Philadelphia has a major program to take advantage of vacant lots within the city to add 500 acres of additional neighborhood parks, gardens, and other green space by the end of 2015. In addition, according to a press release issued by the Perelman School, the Pennsylvania Horticultural Society has had a program to green abandoned vacant lots in the city since 1999. Nearly 4,500 vacant lots totaling over 7.8 million square feet were greened from 1999 to 2008. The Horticultural Society's inventory of work formed the basis for the new study:
This program involved removing trash and debris, grading the land, planting grass and trees to create a park-like setting, and installing low wooden post-and-rail fences around each lot to show that it was cared for and to deter illegal dumping. Several times a year, PHS returned to each greened lot to perform basic maintenance, such as mowing the grass, tending trees, or repairing fences.
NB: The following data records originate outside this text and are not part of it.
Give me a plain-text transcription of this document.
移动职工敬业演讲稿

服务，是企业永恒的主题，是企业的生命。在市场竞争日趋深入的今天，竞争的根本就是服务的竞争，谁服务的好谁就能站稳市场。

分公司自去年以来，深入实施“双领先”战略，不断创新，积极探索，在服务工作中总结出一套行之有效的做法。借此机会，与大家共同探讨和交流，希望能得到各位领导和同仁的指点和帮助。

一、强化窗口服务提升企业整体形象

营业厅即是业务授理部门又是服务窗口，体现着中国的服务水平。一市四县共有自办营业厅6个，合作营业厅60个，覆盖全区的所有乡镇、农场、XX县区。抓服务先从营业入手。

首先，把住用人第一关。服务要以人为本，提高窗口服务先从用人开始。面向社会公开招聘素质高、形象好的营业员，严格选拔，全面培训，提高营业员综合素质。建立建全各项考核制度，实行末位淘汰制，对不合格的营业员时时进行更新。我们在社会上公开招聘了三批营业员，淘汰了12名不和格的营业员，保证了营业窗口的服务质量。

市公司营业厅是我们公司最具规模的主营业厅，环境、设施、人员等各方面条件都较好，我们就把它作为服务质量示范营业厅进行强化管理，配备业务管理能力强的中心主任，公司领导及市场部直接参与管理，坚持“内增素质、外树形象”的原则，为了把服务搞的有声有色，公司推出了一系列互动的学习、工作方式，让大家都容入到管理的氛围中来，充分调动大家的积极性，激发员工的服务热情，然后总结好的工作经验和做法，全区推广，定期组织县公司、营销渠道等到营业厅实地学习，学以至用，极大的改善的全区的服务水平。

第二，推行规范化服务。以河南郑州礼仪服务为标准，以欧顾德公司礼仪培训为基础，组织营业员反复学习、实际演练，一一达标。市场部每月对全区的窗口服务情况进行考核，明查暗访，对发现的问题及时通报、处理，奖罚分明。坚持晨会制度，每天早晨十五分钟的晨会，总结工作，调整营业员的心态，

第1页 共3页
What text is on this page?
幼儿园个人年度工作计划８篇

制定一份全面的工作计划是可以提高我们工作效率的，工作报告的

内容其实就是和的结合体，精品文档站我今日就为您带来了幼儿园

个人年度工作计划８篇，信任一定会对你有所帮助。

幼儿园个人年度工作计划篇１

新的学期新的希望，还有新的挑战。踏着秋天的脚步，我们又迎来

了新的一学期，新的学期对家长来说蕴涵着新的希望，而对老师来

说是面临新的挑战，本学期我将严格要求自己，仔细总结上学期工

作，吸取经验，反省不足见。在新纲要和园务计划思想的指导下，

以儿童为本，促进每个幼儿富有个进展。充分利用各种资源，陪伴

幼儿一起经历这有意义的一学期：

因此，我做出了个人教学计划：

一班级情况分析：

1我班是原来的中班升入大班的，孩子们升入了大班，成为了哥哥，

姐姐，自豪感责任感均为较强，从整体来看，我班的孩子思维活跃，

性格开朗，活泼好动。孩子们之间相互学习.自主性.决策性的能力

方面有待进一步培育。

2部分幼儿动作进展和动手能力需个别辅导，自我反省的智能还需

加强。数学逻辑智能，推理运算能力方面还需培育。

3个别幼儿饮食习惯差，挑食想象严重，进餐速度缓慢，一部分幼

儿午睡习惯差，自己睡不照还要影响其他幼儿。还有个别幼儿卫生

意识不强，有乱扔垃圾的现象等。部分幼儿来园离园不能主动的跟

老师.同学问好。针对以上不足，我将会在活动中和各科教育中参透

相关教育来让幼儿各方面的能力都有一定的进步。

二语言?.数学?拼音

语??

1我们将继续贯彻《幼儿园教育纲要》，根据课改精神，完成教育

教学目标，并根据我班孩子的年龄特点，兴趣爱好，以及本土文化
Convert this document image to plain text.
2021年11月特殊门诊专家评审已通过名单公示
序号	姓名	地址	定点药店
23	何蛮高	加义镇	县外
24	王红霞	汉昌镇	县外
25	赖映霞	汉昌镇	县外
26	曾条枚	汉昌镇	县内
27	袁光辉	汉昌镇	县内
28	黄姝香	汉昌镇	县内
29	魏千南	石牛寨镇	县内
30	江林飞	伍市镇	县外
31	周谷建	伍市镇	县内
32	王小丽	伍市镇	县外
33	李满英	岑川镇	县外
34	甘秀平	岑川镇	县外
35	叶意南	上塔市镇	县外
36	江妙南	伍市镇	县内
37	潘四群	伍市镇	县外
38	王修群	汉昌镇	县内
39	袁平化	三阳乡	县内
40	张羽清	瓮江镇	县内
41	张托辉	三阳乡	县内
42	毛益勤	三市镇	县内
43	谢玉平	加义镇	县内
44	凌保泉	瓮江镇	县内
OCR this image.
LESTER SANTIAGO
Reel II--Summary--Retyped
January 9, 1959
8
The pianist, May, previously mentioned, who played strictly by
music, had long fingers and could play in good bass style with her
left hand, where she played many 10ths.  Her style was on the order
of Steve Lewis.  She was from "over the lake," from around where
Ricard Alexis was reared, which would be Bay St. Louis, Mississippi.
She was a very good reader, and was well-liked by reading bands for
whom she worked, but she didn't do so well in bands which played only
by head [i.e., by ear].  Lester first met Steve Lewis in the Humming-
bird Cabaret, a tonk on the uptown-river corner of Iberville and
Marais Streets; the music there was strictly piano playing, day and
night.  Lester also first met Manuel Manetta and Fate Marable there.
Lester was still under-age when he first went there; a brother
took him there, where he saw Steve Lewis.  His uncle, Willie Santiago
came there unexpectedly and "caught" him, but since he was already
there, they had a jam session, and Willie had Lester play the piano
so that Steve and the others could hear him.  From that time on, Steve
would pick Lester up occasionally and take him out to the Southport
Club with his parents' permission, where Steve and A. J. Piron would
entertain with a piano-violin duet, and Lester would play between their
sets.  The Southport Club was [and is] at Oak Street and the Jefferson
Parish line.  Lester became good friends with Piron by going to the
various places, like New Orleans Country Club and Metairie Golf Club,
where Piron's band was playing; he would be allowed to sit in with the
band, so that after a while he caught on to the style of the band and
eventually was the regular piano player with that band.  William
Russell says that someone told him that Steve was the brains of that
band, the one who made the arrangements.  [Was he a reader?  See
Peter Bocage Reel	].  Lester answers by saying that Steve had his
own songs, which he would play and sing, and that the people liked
[Penn's Dr. Charles C.] Branas and his team analyzed the impact of this program for a decade, from 1999 to 2008, using a statistical design that considered various health and safety outcomes and numerous other factors occurring on and around vacant lots, before and after they were treated, as compared to vacant lots that were not greened over the same time period.
A control group of unimproved vacant lots was selected with a methodology designed to ensure fair comparability to the greened lots. The study, which was published earlier this month in the American Journal of Epidemiology, correlated the lots with data from the Philadelphia Police Department and the Southeastern Pennsylvania Household Health Survey.